Of crucial importance is the capability of drawing and keeping talented people, which, given the medical staff shortages, is not an easy task. On the other hand, nurses and physicians prefer to work in prestigious facilities with a modern infrastructure where patients are cared for, but also taking into account their work comfort and professional burnout prevention.
- Modern technologies
One of the most critical elements characterizing the best hospitals is the strategic and well-thought-out implementation of technologies: from solutions for facility administration, systems facilitating the doctor’s care of the patient (seamless data exchange), to apps for patients helping them navigate around the healthcare system and receiving help as needed. Digital health offers ever-new possibilities – AI systems to analyze the data from EDM and warnings prior to deterioration of the patient’s condition, solutions for monitoring the health status of patients with chronic diseases, and mobile apps helping with health management.

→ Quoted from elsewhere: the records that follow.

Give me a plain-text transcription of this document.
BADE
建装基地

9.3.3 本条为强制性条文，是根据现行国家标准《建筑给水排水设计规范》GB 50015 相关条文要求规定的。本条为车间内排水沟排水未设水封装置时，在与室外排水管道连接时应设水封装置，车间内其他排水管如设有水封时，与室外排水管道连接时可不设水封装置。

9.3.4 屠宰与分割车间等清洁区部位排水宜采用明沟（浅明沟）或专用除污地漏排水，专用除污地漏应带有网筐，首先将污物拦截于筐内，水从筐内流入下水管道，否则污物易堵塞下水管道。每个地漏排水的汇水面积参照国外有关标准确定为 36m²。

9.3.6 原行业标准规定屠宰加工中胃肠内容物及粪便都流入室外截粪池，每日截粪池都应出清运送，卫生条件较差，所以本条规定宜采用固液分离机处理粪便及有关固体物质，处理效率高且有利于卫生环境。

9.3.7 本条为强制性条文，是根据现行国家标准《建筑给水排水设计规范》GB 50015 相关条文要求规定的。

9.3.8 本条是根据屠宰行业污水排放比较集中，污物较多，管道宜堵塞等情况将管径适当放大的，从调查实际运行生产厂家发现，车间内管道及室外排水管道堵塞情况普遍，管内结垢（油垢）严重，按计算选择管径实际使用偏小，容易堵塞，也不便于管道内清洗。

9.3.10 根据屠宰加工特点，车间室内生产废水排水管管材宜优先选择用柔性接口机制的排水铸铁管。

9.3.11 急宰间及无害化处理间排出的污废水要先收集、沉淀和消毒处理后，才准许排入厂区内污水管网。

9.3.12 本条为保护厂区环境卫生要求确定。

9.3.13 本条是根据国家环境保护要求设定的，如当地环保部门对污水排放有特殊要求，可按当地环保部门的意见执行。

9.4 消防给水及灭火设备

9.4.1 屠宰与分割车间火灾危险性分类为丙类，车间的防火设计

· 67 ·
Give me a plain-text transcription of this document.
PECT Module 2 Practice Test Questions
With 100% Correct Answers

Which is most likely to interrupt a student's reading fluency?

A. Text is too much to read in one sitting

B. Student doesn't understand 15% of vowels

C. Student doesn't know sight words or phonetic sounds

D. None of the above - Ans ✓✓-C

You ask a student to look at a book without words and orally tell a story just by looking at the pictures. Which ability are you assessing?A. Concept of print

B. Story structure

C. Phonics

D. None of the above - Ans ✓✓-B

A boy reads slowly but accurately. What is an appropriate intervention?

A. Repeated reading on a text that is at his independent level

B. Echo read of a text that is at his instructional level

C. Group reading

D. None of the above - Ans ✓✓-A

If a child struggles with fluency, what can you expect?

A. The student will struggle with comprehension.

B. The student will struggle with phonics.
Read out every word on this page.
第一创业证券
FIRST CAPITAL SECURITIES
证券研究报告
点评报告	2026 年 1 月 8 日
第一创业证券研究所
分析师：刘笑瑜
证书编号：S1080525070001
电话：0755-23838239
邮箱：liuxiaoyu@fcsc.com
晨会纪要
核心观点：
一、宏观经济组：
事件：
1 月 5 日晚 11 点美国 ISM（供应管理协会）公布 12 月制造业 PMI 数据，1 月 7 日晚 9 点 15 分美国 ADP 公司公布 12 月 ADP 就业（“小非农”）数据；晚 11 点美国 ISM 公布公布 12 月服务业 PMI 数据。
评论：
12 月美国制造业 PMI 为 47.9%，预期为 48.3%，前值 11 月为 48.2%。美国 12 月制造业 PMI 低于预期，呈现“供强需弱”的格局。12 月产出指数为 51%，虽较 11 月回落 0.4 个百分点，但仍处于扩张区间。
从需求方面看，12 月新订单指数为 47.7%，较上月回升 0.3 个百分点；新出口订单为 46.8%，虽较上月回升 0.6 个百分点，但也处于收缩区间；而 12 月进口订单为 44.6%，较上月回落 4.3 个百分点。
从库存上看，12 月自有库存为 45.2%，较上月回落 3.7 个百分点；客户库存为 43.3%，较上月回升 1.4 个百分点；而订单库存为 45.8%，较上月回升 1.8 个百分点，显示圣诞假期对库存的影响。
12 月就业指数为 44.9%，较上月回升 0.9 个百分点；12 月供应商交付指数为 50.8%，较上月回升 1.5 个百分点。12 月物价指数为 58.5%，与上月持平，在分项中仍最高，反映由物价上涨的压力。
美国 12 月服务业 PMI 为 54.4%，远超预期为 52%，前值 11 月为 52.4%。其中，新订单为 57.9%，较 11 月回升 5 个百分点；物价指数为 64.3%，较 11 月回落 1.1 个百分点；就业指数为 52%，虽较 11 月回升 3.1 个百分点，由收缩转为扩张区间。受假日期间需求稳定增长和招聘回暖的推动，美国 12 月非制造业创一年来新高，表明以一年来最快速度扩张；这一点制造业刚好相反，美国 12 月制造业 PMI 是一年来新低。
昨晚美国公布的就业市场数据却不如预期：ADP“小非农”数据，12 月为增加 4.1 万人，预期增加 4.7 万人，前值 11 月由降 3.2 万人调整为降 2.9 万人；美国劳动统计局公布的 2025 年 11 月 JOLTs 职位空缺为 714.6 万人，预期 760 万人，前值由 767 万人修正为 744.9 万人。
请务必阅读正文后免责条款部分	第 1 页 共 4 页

The most important thing is to introduce innovations in the organization so that they form one coherent healthcare ecosystem instead of being a source of frustration due to the lack of data integration.
- Care coordination, quality without compromise
Seamless care is about building organizational procedures and solutions that support the patient path from crossing the hospital’s doors. Where possible, procedures must be simplified and the administrative processes automated (in terms of data exchange). Quality comes from numerically specified indicators, which are monitored continuously. In order to improve the results, changes in the clinical and organizational procedures should be constantly introduced where bottlenecks are found (lean healthcare).
It is hard not to agree with these principles of striving for quality. However, where to start when managers often must focus on extinguishing fires with no time for strategic planning? Management leaders would say that strategic planning answers the vicious circle of crisis management.